Today is international workers’ day. Basing ourselves on its spirit doesn’t mean just repeating nice sounding platitudes about international workers’ unity on one day of the year only to then put out the call to favour Australian workers over overseas workers the rest of the year! Instead, it means standing as one with our overseas and guest worker sisters and brothers in a common fight for improved wages and jobs for all workers. The way to fight for jobs is to prevent companies from laying off workers and to fight to force wealthy capitalist bosses to increase hiring by accepting lower profits. Of course, they will not do this willingly. We will need to force them and their governments to accept such concessions through militant class struggle. That means we need a union movement that is prepared to build up forces to defy the anti-strike laws and unleash the full power of the united workers’ movement in the face of the bosses, their governments and their anti-worker laws. The capitalists will scream like bloody murder that any loss of profits that results from being forced to hire more workers will inevitably lead to economic collapse. We must then be ready to reply that if you capitalists are incapable of stably running the economy in a way that provides jobs for all then we workers will take the running of our economy into our own hands by confiscating the industries, mines, banks and communication networks from you and putting it all into the collective hands of the people in a socialist economy under workers’ state power.

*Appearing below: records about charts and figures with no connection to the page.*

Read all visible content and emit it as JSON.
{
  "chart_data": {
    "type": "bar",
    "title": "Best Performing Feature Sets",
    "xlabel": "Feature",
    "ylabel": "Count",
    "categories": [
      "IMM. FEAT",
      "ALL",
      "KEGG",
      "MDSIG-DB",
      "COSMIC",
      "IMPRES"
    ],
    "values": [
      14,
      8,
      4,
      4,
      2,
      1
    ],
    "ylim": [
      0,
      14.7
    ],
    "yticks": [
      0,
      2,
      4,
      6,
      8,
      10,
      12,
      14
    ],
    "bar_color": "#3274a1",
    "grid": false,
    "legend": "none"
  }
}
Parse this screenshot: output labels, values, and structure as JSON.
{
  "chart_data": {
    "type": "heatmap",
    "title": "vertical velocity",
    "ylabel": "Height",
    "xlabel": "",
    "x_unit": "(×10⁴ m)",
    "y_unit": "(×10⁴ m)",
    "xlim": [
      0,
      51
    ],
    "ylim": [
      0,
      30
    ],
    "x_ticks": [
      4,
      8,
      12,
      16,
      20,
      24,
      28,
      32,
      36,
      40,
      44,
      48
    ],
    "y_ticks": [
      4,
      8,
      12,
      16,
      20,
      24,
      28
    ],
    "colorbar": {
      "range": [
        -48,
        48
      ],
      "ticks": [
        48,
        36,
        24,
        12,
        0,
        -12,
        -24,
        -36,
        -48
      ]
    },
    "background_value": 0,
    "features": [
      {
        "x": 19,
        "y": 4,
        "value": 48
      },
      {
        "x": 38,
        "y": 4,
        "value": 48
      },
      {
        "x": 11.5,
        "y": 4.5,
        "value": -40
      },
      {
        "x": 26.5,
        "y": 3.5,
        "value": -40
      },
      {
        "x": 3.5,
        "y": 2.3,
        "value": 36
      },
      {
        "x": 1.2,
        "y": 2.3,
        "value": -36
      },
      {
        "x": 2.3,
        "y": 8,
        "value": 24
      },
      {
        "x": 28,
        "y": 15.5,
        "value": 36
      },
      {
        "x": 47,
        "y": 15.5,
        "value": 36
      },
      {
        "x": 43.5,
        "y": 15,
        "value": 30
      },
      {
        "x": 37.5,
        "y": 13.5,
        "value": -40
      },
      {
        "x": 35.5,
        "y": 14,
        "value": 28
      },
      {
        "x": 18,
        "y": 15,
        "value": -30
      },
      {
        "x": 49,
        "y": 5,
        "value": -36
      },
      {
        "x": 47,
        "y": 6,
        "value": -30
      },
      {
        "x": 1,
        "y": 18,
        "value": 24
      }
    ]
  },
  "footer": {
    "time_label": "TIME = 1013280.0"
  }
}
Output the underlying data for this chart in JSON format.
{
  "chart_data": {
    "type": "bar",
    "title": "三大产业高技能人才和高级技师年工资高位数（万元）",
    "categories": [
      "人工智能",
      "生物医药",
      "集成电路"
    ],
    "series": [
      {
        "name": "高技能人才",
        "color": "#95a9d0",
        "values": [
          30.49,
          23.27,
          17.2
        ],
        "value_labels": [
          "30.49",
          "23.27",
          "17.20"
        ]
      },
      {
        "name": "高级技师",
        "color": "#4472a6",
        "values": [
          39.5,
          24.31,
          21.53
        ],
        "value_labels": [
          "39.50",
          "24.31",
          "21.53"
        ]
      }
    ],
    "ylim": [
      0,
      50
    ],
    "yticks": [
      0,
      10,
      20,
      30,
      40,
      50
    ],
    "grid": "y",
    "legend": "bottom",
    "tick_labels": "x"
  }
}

This is actually the crux of the question – capitalism or socialism? In the end the current parliamentary parties are against the masses’ interests not just because of their respective ideologies but because they all accept capitalist rule. The demands of the capitalist system simply require any party administering it to continually seek to increase the rate of profit sweated out of working class people. Look at what has happened in Greece. A radical left-talking, nominally socialist party, Syriza, was elected to government. Yet, once in office, it has proceeded to administer the brutal austerity demanded by the capitalists who still hold the reins of state and economic power. Whether in Greece, Australia or any other capitalist country, any party no matter how much it pledges commitment to working class people must necessarily betray these same working class people if it assumes office in such a capitalist society. No matter who win elections they will be merely administering state institutions – courts, commissions, police, prisons and the military – that are tied to the wealthy capitalists by a thousand threads. That is why we should be aware, too, that any gains we make today through class struggle will not be secure as long as the capitalists retain state power. Yet the struggles of today are the indispensable preparation for the future revolutionary struggle for the working class seizure of state power. That is provided that today’s struggles are waged in such a manner that they always teach our side to trust only our own united power and never any of the parties and state institutions of the capitalist exploiters. Today, that means fighting to convince the most class conscious workers to reject any electoral support for any of the current parliamentary parties and to, instead, organise militant mass struggles based on unity with all of the oppressed and genuine unity with our overseas working class sisters and brothers.